The article describes the results of a study by Kane and colleagues, which evaluated the feasibility and safety of a digital health feedback system (DHFS) in 12 patients with bipolar disorder and 16 patients with schizophrenia. The system includes pills embedded with tiny ingestible sensors that emit a signal after being swallowed, alerting caregivers and clinicians that the medication has been ingested. (For the purposes of the study, the pill with the embedded DHFS was not pharmacologically active.)
No adverse events occurred due to the ingestion sensor, and none of the study participants developed worsening of psychosis due to use of the DHFS. Of the 27 patients who completed the study, 19 found the DHFS concept easy to understand, 21 said they would like to receive reminders on their cell phone if they forgot to take their medications, and 24 said they believed it would be useful to them. (The DHFS device is pending approval by the Food and Drug Administration.)

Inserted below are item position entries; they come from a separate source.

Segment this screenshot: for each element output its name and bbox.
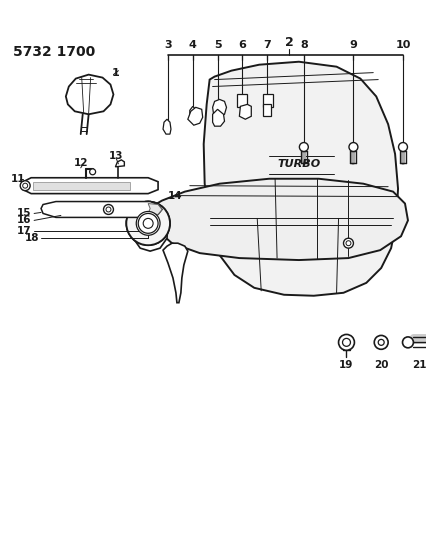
Polygon shape (116, 160, 125, 167)
Text: 15: 15 (17, 208, 31, 219)
Polygon shape (41, 201, 162, 217)
Circle shape (349, 142, 358, 151)
Polygon shape (263, 94, 273, 107)
Circle shape (344, 238, 354, 248)
Text: 19: 19 (339, 360, 354, 370)
Polygon shape (238, 94, 247, 107)
Text: 2: 2 (285, 36, 293, 50)
Circle shape (374, 335, 388, 349)
Circle shape (346, 241, 351, 246)
Text: 7: 7 (263, 40, 271, 50)
Polygon shape (213, 100, 226, 116)
Polygon shape (33, 182, 130, 190)
Text: 13: 13 (108, 151, 123, 161)
Text: TURBO: TURBO (277, 159, 321, 169)
Text: 8: 8 (300, 40, 308, 50)
Circle shape (126, 201, 170, 245)
Text: 16: 16 (17, 215, 31, 225)
Polygon shape (190, 107, 200, 120)
Polygon shape (188, 107, 203, 125)
Text: 20: 20 (374, 360, 389, 370)
Circle shape (299, 142, 308, 151)
Text: 17: 17 (17, 227, 31, 236)
Polygon shape (163, 243, 188, 303)
Circle shape (104, 205, 113, 214)
Polygon shape (213, 109, 225, 126)
Text: 12: 12 (74, 158, 88, 168)
Text: 5: 5 (214, 40, 221, 50)
Circle shape (23, 183, 28, 188)
Text: 5732 1700: 5732 1700 (13, 45, 95, 59)
Text: 1: 1 (112, 68, 119, 78)
Circle shape (402, 337, 413, 348)
Circle shape (339, 334, 354, 350)
Polygon shape (239, 104, 251, 119)
Circle shape (20, 181, 30, 191)
Circle shape (89, 169, 95, 175)
Polygon shape (148, 204, 162, 214)
Polygon shape (163, 119, 171, 134)
Circle shape (136, 212, 160, 235)
Text: 6: 6 (238, 40, 246, 50)
Text: 14: 14 (168, 191, 182, 200)
Polygon shape (263, 104, 271, 116)
Text: 21: 21 (412, 360, 426, 370)
Circle shape (106, 207, 111, 212)
Polygon shape (204, 62, 398, 296)
Circle shape (143, 219, 153, 228)
Text: 11: 11 (11, 174, 26, 184)
Text: 3: 3 (164, 40, 172, 50)
Polygon shape (66, 75, 113, 114)
Polygon shape (148, 179, 408, 260)
Circle shape (342, 338, 351, 346)
Circle shape (126, 201, 170, 245)
Text: 10: 10 (395, 40, 411, 50)
Circle shape (378, 340, 384, 345)
Polygon shape (130, 201, 168, 251)
Polygon shape (21, 177, 158, 193)
Text: 18: 18 (24, 233, 39, 243)
Circle shape (398, 142, 407, 151)
Circle shape (138, 213, 158, 233)
Text: 9: 9 (350, 40, 357, 50)
Text: 4: 4 (189, 40, 197, 50)
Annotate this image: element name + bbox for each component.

In another study, Ben-Zeev and colleagues examined the feasibility and acceptability of a mobile phone application called FOCUS by 33 individuals with schizophrenia or schizoaffective disorder over a one-month period. The app offers users prescheduled and on-demand resources to facilitate symptom management, mood regulation, medication adherence, among other things
Of the 33 study participants, 32 used the system on 86.5% of days they had the device, an average of 5.2 times a day. Approximately 62% of use of the FOCUS intervention was initiated by the participants, and 38% of use was in response to automated prompts. Approximately 90% of participants rated the intervention as highly acceptable and usable. The study also revealed significant reductions in psychotic symptoms, depression, and general psychopathology after one month of FOCUS use.